I was struck by the beauty and simplicity I encountered at the farm. It is pretty isolated (we traveled six miles off the highway on a bumpy dirt road that becomes impassable in the winter), and off the electrical grid. They get their power from the sun and their water from the creek that runs through the property. They have goats, chickens, dogs, and some new ducklings.

It was clear that Francis' philosophies about life are deeply ingrained in the way the farm is run. Instead of working against nature, as our industrial world tends to do, it works with nature, in harmony as part of nature.

Snowy trees

View


That line we usually place between people and nature is blurred. The intentions of the farm are pure -- it's not about making money, it's about sustainability.

Life on the farm was certainly different from everyday life in San Francisco.
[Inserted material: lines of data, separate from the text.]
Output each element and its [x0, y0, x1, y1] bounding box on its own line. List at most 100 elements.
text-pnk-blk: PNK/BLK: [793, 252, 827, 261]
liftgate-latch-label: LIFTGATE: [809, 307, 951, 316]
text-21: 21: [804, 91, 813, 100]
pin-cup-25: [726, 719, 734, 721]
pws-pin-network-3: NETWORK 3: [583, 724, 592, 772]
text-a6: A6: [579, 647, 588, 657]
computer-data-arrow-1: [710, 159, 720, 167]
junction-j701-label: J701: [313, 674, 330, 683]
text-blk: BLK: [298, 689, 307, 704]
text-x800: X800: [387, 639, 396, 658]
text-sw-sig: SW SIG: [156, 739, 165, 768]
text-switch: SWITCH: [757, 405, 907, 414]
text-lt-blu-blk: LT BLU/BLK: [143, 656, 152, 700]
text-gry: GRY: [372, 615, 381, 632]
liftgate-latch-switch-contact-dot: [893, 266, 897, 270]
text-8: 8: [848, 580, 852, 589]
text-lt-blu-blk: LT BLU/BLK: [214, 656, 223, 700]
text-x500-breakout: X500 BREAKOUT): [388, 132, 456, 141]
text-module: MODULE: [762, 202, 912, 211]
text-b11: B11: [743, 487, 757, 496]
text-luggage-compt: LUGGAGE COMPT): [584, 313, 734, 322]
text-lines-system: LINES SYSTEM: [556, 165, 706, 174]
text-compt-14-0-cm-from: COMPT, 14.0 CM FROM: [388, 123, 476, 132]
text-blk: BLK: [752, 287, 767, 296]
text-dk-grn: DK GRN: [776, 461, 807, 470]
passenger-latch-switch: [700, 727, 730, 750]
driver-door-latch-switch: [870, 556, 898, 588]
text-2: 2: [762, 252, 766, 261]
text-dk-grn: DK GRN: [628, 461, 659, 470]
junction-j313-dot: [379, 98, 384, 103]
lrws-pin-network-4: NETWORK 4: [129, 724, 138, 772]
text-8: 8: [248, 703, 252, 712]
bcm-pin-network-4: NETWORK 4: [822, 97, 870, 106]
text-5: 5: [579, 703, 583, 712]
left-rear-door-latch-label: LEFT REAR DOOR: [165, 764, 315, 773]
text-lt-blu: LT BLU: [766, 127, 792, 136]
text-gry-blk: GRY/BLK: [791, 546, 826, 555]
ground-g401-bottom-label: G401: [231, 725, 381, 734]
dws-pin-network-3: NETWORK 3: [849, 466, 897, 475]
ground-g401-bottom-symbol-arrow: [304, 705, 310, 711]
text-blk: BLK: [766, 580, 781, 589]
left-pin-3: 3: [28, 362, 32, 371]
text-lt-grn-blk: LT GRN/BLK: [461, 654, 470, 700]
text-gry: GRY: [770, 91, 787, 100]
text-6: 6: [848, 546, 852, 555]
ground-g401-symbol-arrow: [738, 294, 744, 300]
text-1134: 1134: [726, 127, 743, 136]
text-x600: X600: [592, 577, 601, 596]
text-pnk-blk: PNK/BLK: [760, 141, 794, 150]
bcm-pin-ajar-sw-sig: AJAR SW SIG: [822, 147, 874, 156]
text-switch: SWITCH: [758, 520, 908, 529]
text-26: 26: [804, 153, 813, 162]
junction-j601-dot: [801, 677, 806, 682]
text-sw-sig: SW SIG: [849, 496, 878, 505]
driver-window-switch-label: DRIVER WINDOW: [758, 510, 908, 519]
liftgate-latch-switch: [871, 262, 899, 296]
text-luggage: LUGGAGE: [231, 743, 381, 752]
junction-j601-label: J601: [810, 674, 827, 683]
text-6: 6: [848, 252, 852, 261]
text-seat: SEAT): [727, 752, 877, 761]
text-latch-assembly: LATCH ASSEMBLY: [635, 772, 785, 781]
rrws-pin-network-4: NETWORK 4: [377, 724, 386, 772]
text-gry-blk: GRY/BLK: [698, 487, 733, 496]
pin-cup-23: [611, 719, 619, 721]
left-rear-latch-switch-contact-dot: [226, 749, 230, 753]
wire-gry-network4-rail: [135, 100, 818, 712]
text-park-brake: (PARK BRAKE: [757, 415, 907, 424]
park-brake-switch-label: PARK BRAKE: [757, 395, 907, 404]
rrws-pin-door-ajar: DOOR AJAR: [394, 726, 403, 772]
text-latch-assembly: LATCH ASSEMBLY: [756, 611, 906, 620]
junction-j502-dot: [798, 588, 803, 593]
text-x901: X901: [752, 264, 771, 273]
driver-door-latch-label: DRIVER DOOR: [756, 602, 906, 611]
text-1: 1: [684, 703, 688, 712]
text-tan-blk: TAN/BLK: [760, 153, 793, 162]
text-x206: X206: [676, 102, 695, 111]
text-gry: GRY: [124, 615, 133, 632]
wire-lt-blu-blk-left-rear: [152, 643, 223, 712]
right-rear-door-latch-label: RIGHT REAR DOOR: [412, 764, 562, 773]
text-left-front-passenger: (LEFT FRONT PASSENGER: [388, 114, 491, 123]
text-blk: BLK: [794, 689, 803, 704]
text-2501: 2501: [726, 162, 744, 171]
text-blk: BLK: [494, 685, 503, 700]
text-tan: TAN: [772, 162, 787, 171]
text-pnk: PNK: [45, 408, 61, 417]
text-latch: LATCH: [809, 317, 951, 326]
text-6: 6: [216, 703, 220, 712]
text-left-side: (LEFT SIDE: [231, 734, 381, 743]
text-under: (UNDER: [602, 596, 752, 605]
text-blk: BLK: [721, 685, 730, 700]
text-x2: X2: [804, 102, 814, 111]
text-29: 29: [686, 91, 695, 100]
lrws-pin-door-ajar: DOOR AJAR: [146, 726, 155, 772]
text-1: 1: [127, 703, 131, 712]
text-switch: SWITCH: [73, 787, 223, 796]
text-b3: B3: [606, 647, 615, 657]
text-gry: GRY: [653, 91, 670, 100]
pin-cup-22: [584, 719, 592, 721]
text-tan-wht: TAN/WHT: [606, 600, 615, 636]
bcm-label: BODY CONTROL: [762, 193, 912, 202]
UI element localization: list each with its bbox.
It involved a lot of cooking, eating, and chopping wood for the stove that kept us warm in the snowy weather.

Wood stove with tea pots

Icicles on the Octagon


There was no feeling of rushing from one task to the next, another reflection of Francis. When he spoke to us there would often be long pauses, which would normally feel awkward, but didn't. I managed, for the most part, to ignore the homework I brought with me, and I enjoyed some wonderful conversations with my classmates.

Lulu and Lis on a rock


Simple living was a core value of the program I did in El Salvador, and it is a core value of the Jesuit Volunteer Corps, which I will be a part of next year. What does it mean to live simply in a world of consumerism and satisfaction based on material wealth and goods? Some people, like Francis, withdraw from that society and culture and live their own way. For some, that life might be perfect, but I wouldn't want the isolation that accompanies it.
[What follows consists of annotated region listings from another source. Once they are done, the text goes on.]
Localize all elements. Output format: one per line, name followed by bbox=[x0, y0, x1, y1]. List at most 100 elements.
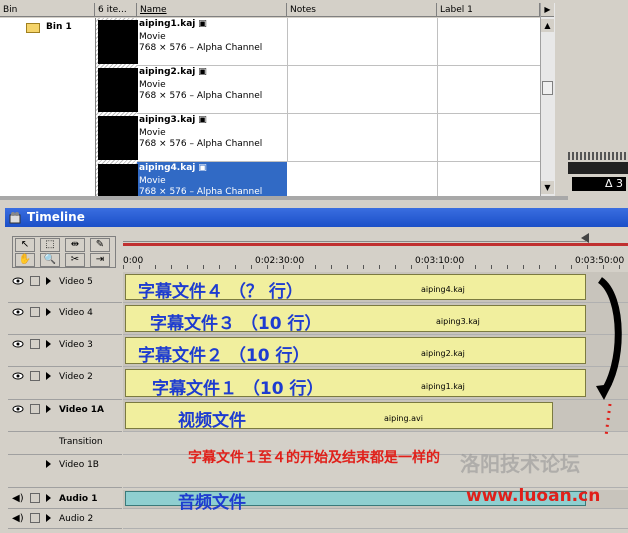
scroll-down-icon[interactable]: ▼ bbox=[541, 181, 554, 194]
clip-row[interactable]: aiping3.kaj ▣ Movie 768 × 576 – Alpha Ch… bbox=[137, 114, 540, 162]
timeline-clip[interactable]: 字幕文件４ （？ 行） aiping4.kaj bbox=[125, 274, 586, 302]
track-lane-video3[interactable]: 字幕文件２ （10 行） aiping2.kaj bbox=[123, 335, 628, 367]
delta-readout: Δ 3 bbox=[572, 177, 626, 191]
clip-annotation: 视频文件 bbox=[178, 411, 246, 431]
watermark-url: www.luoan.cn bbox=[466, 486, 601, 506]
scroll-thumb[interactable] bbox=[542, 81, 553, 95]
column-header-label[interactable]: Label 1 bbox=[437, 3, 540, 17]
clip-name: aiping4.kaj ▣ bbox=[139, 163, 207, 173]
clip-info: 768 × 576 – Alpha Channel bbox=[139, 91, 263, 101]
selection-tool-icon[interactable]: ↖ bbox=[15, 238, 35, 252]
lock-toggle[interactable] bbox=[30, 371, 40, 381]
bin-folder-label: Bin 1 bbox=[46, 22, 72, 32]
eye-icon[interactable] bbox=[12, 371, 24, 381]
clip-name: aiping2.kaj ▣ bbox=[139, 67, 207, 77]
time-ruler[interactable]: 0:00 0:02:30:00 0:03:10:00 0:03:50:00 bbox=[123, 233, 628, 271]
timeline-clip[interactable]: 字幕文件３ （10 行） aiping3.kaj bbox=[125, 305, 586, 334]
track-name: Audio 1 bbox=[59, 494, 98, 504]
expand-arrow-icon[interactable] bbox=[46, 277, 51, 285]
film-icon: ▣ bbox=[198, 163, 207, 173]
clip-info: 768 × 576 – Alpha Channel bbox=[139, 139, 263, 149]
eye-icon[interactable] bbox=[12, 339, 24, 349]
work-area-marker-icon[interactable] bbox=[581, 233, 589, 243]
razor-tool-icon[interactable]: ✂ bbox=[65, 253, 85, 267]
film-icon: ▣ bbox=[198, 67, 207, 77]
track-name: Video 3 bbox=[59, 340, 93, 350]
film-icon: ▣ bbox=[198, 115, 207, 125]
watermark-chinese: 洛阳技术论坛 bbox=[460, 452, 580, 476]
track-name: Video 2 bbox=[59, 372, 93, 382]
annotation-text: 字幕文件１至４的开始及结束都是一样的 bbox=[188, 450, 440, 466]
tool-palette: ↖ ⬚ ⇹ ✎ ✋ 🔍 ✂ ⇥ bbox=[12, 236, 116, 268]
timeline-clip[interactable]: 字幕文件１ （10 行） aiping1.kaj bbox=[125, 369, 586, 399]
column-header-notes[interactable]: Notes bbox=[287, 3, 437, 17]
eye-icon[interactable] bbox=[12, 307, 24, 317]
timeline-clip[interactable]: 视频文件 aiping.avi bbox=[125, 402, 553, 431]
lock-toggle[interactable] bbox=[30, 276, 40, 286]
eye-icon[interactable] bbox=[12, 276, 24, 286]
track-header-video1b[interactable]: Video 1B bbox=[8, 455, 122, 488]
expand-arrow-icon[interactable] bbox=[46, 460, 51, 468]
hand-tool-icon[interactable]: ✋ bbox=[15, 253, 35, 267]
lock-toggle[interactable] bbox=[30, 339, 40, 349]
clip-filename: aiping4.kaj bbox=[421, 285, 465, 294]
expand-arrow-icon[interactable] bbox=[46, 405, 51, 413]
bin-tree: Bin 1 bbox=[0, 18, 96, 196]
track-header-video1a[interactable]: Video 1A bbox=[8, 400, 122, 432]
track-lane-audio2[interactable] bbox=[123, 510, 628, 529]
film-icon: ▣ bbox=[198, 19, 207, 29]
monitor-strip: Δ 3 bbox=[568, 0, 628, 200]
speaker-icon[interactable]: ◀) bbox=[12, 493, 24, 504]
track-header-video3[interactable]: Video 3 bbox=[8, 335, 122, 367]
expand-arrow-icon[interactable] bbox=[46, 494, 51, 502]
lock-toggle[interactable] bbox=[30, 493, 40, 503]
clip-row[interactable]: aiping2.kaj ▣ Movie 768 × 576 – Alpha Ch… bbox=[137, 66, 540, 114]
clip-row-selected[interactable]: aiping4.kaj ▣ Movie 768 × 576 – Alpha Ch… bbox=[137, 162, 540, 197]
lock-toggle[interactable] bbox=[30, 307, 40, 317]
track-header-video2[interactable]: Video 2 bbox=[8, 367, 122, 400]
zoom-tool-icon[interactable]: 🔍 bbox=[40, 253, 60, 267]
track-header-video5[interactable]: Video 5 bbox=[8, 272, 122, 303]
expand-arrow-icon[interactable] bbox=[46, 514, 51, 522]
pen-tool-icon[interactable]: ✎ bbox=[90, 238, 110, 252]
lock-toggle[interactable] bbox=[30, 513, 40, 523]
clip-thumbnail bbox=[98, 116, 138, 160]
speaker-icon[interactable]: ◀) bbox=[12, 513, 24, 524]
premiere-icon bbox=[9, 211, 21, 224]
track-header-audio1[interactable]: ◀) Audio 1 bbox=[8, 490, 122, 509]
expand-arrow-icon[interactable] bbox=[46, 340, 51, 348]
track-lane-video5[interactable]: 字幕文件４ （？ 行） aiping4.kaj bbox=[123, 272, 628, 303]
column-header-bin[interactable]: Bin bbox=[0, 3, 95, 17]
timeline-clip[interactable]: 字幕文件２ （10 行） aiping2.kaj bbox=[125, 337, 586, 366]
track-header-transition[interactable]: Transition bbox=[8, 432, 122, 455]
vertical-scrollbar[interactable]: ▶ ▲ ▼ bbox=[540, 3, 555, 196]
clip-type: Movie bbox=[139, 80, 166, 90]
track-lane-video4[interactable]: 字幕文件３ （10 行） aiping3.kaj bbox=[123, 303, 628, 335]
track-header-audio2[interactable]: ◀) Audio 2 bbox=[8, 510, 122, 529]
folder-icon bbox=[26, 23, 40, 33]
clip-thumbnail bbox=[98, 164, 138, 196]
expand-arrow-icon[interactable] bbox=[46, 308, 51, 316]
range-select-tool-icon[interactable]: ⬚ bbox=[40, 238, 60, 252]
scroll-right-icon[interactable]: ▶ bbox=[541, 3, 554, 17]
track-header-video4[interactable]: Video 4 bbox=[8, 303, 122, 335]
lock-toggle[interactable] bbox=[30, 404, 40, 414]
column-header-count[interactable]: 6 ite... bbox=[95, 3, 137, 17]
track-lane-video2[interactable]: 字幕文件１ （10 行） aiping1.kaj bbox=[123, 367, 628, 400]
timeline-title-bar[interactable]: Timeline bbox=[5, 208, 628, 227]
expand-arrow-icon[interactable] bbox=[46, 372, 51, 380]
clip-name: aiping3.kaj ▣ bbox=[139, 115, 207, 125]
column-header-name[interactable]: Name bbox=[137, 3, 287, 17]
clip-filename: aiping.avi bbox=[384, 414, 423, 423]
clip-filename: aiping1.kaj bbox=[421, 382, 465, 391]
scroll-up-icon[interactable]: ▲ bbox=[541, 19, 554, 32]
ruler-label: 0:02:30:00 bbox=[255, 256, 305, 266]
eye-icon[interactable] bbox=[12, 404, 24, 414]
track-select-tool-icon[interactable]: ⇹ bbox=[65, 238, 85, 252]
clip-filename: aiping2.kaj bbox=[421, 349, 465, 358]
track-name: Transition bbox=[59, 437, 103, 447]
track-name: Video 5 bbox=[59, 277, 93, 287]
edge-tool-icon[interactable]: ⇥ bbox=[90, 253, 110, 267]
track-lane-video1a[interactable]: 视频文件 aiping.avi bbox=[123, 400, 628, 432]
clip-row[interactable]: aiping1.kaj ▣ Movie 768 × 576 – Alpha Ch… bbox=[137, 18, 540, 66]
I see two facets of simple living: rejecting materialism and simplifying one's daily life. How do you find a balance between doing all the things you want to do (education, service, activism, spending time with friends and family) and taking a step back, allowing yourself time? I wouldn't consider most of my activities a waste of time, so what could I cut out to allow myself the time to watch the sun set for two hours, as Francis mentioned doing? It's not an easy task, nor is living in harmony with nature when you're in a city and part of American culture, but if we're conscious of our actions, we can do better. I read a book last semester called Affluenza, which describes the all-too-common cycle of working hard, being unhappy at your job, buying material goods to make you happy, working even harder to pay for those things, buying more things to be happy, and so on. That is the lifestyle to avoid, and there's no reason we can't avoid it. Maybe all it takes is a trip to a farm.

The octagon with snow


"Live simply, so that all may simply live." - St. Elizabeth Ann Seton

1 comment:

Andrew said...

Nicely put. I haven't been to the farm because I am a sissy; but also while retreating is a good experience (in whatever form happens to suit us) it is important to acknowledge that wholesale sustainability like this could not feed the planet. We cannot go back to before industrialisation -- & personally I don't want to! I like your point about the cycle of work/consumerism. That is the slave mode we must all try to avoid. Working for toys. Not worth it.